Wendy
The silence on the balcony is more violent than the noise.
I am curled in a ball against the freezing marble, the massive, ruined skirts of my wedding dress flaring out around me like the wings of a broken bird. The cold air is a physical weight, but it’s nothing compared to the sound coming from inside.
Pop. Pop-pop-pop.
The staccato rhythm of gunfire is a heartbeat I don’t want to hear. And then, cutting through the chatter of lead and the crashing of crystal, I hear it. A roar. A primal, jagged sound that tears through the smoke and settles in my marrow.
It’s Peter. He isn’t just fighting; he’s screaming. It’s a sound of pure carnage, the voice of a man who has finally let the monster off the chain.
I press my palms against my ears, my gold shackles clashing together with a frantic, rhythmic clink, but I can’t shut it out.
I can’t shut out the wet thuds, the shouting in Italian, the high-pitched whistle of another incoming shell.
I squeeze my eyes shut, and the tears slide down my face, hot and stinging, carving tracks through the dust and the dried wine on my cheeks.
“Stop it,” I whisper into my own knees, my voice a shattered splinter. “Please, just stop.”
My hands are shaking so hard I can barely keep them pressed to my head. I look down, my vision blurred by the salt and the terror, and the light catches it.
The ring.
The ruby is pulsing—a steady, rhythmic red beat. Thump-thump. Thump-thump. It’s synced to my heart, a glowing brand that says I belong to a man who is currently wading through a sea of blood for the right to keep me in a cage.
I vow to be the wall that keeps the world out, his voice echoes in my skull. I vow to burn every bridge you ever thought about crossing.
I shake my head, a sob breaking out of my chest so hard it aches. “It’s not love,” I choke out, the words disappearing into the smoke. “It’s not love. That’s not why I’m crying. I’m just scared. I’m just a girl in a fire again.”
I reach out with my right hand, my fingers trembling as they touch the cold, diamond-encrusted band. The moment my skin brushes the metal, the pins embedded in my finger thrum, a sharp, stinging reminder that I am physically tethered to his soul.

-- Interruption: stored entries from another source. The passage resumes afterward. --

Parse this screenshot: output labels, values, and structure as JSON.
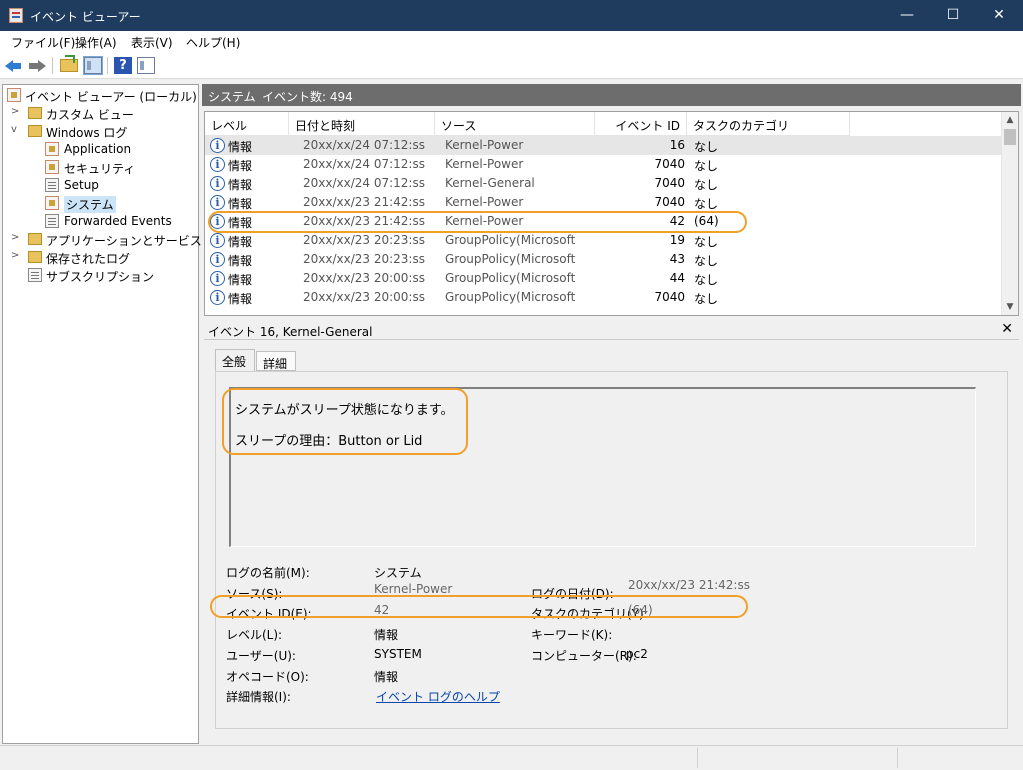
{
  "window": {
    "title": "イベント ビューアー",
    "minimize": "—",
    "maximize": "☐",
    "close": "✕"
  },
  "menu": [
    "ファイル(F)",
    "操作(A)",
    "表示(V)",
    "ヘルプ(H)"
  ],
  "toolbar": {
    "icons": [
      "back-icon",
      "forward-icon",
      "up-folder-icon",
      "show-pane-icon",
      "help-icon",
      "properties-icon"
    ],
    "help_glyph": "?"
  },
  "tree": {
    "root": "イベント ビューアー (ローカル)",
    "custom_views": "カスタム ビュー",
    "windows_logs": "Windows ログ",
    "application": "Application",
    "security": "セキュリティ",
    "setup": "Setup",
    "system": "システム",
    "forwarded": "Forwarded Events",
    "apps_services": "アプリケーションとサービス ログ",
    "saved_logs": "保存されたログ",
    "subscriptions": "サブスクリプション"
  },
  "panel": {
    "title": "システム",
    "count": "イベント数: 494"
  },
  "grid": {
    "headers": {
      "level": "レベル",
      "date": "日付と時刻",
      "source": "ソース",
      "id": "イベント ID",
      "task": "タスクのカテゴリ"
    },
    "rows": [
      {
        "level": "情報",
        "date": "20xx/xx/24 07:12:ss",
        "source": "Kernel-Power",
        "id": "16",
        "task": "なし",
        "selected": true
      },
      {
        "level": "情報",
        "date": "20xx/xx/24 07:12:ss",
        "source": "Kernel-Power",
        "id": "7040",
        "task": "なし"
      },
      {
        "level": "情報",
        "date": "20xx/xx/24 07:12:ss",
        "source": "Kernel-General",
        "id": "7040",
        "task": "なし"
      },
      {
        "level": "情報",
        "date": "20xx/xx/23 21:42:ss",
        "source": "Kernel-Power",
        "id": "7040",
        "task": "なし"
      },
      {
        "level": "情報",
        "date": "20xx/xx/23 21:42:ss",
        "source": "Kernel-Power",
        "id": "42",
        "task": "(64)"
      },
      {
        "level": "情報",
        "date": "20xx/xx/23 20:23:ss",
        "source": "GroupPolicy(Microsoft",
        "id": "19",
        "task": "なし"
      },
      {
        "level": "情報",
        "date": "20xx/xx/23 20:23:ss",
        "source": "GroupPolicy(Microsoft",
        "id": "43",
        "task": "なし"
      },
      {
        "level": "情報",
        "date": "20xx/xx/23 20:00:ss",
        "source": "GroupPolicy(Microsoft",
        "id": "44",
        "task": "なし"
      },
      {
        "level": "情報",
        "date": "20xx/xx/23 20:00:ss",
        "source": "GroupPolicy(Microsoft",
        "id": "7040",
        "task": "なし"
      }
    ]
  },
  "detail": {
    "title": "イベント 16, Kernel-General",
    "close": "✕",
    "tabs": [
      "全般",
      "詳細"
    ],
    "message_line1": "システムがスリープ状態になります。",
    "message_line2": "スリープの理由：Button or Lid",
    "labels": {
      "log_name": "ログの名前(M):",
      "source": "ソース(S):",
      "event_id": "イベント ID(E):",
      "level": "レベル(L):",
      "user": "ユーザー(U):",
      "opcode": "オペコード(O):",
      "more_info": "詳細情報(I):",
      "logged": "ログの日付(D):",
      "task": "タスクのカテゴリ(Y):",
      "keywords": "キーワード(K):",
      "computer": "コンピューター(R):"
    },
    "values": {
      "log_name": "システム",
      "source": "Kernel-Power",
      "event_id": "42",
      "level": "情報",
      "user": "SYSTEM",
      "opcode": "情報",
      "more_info": "イベント ログのヘルプ",
      "logged": "20xx/xx/23 21:42:ss",
      "task": "(64)",
      "keywords": "",
      "computer": "pc2"
    }
  },
  "colors": {
    "titlebar": "#1f3c5e",
    "panel_header": "#6d6d6d",
    "highlight": "#f0a028",
    "link": "#0645ad"
  }
}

More tears fall, splashing onto the ruby, making the red light fracture and bleed across my skin.
I tell myself I’m crying because I’m shackled.
I tell myself I’m crying because I’m cold and traumatised and covered in the scent of a man who just took me against a railing while his world burned.
I tell myself I hate him. I repeat it like a mantra, a prayer to a God who abandoned this house a long time ago.
I hate him. I hate him. I hate him.
But then, a thought—sharp and cold as a shard of the shattered chandelier—slices through the denial. It strikes me with such force that I stop breathing.
What if he doesn’t come back?
The air leaves my lungs. The thought doesn’t bring relief.
It doesn’t bring the taste of freedom. It brings a hollow, cavernous vacuum that threatens to swallow me whole.
If he dies in there, the leash doesn’t break.
It just stays attached to a corpse, and I’m left alone in the dark, wearing his name and his blood, waiting for the next monster to find the balcony.
What if the last thing I ever felt was his hand on my heart? What if the last thing he ever said was that I was his favourite sin?
“Peter,” I whisper, and this time, it’s not a protest. It’s a plea.
I touch the ring again, burying my face in my bound hands, the gold chains biting into my forehead. I’m a Queen in a ruined palace, a bride in a blood-stained gown, and as the house groans under the weight of the assault, I realise the most terrifying thing of all.
I’m not crying because I’m his prisoner. I’m crying because I don’t know how to exist in a world where he isn’t the one holding the keys.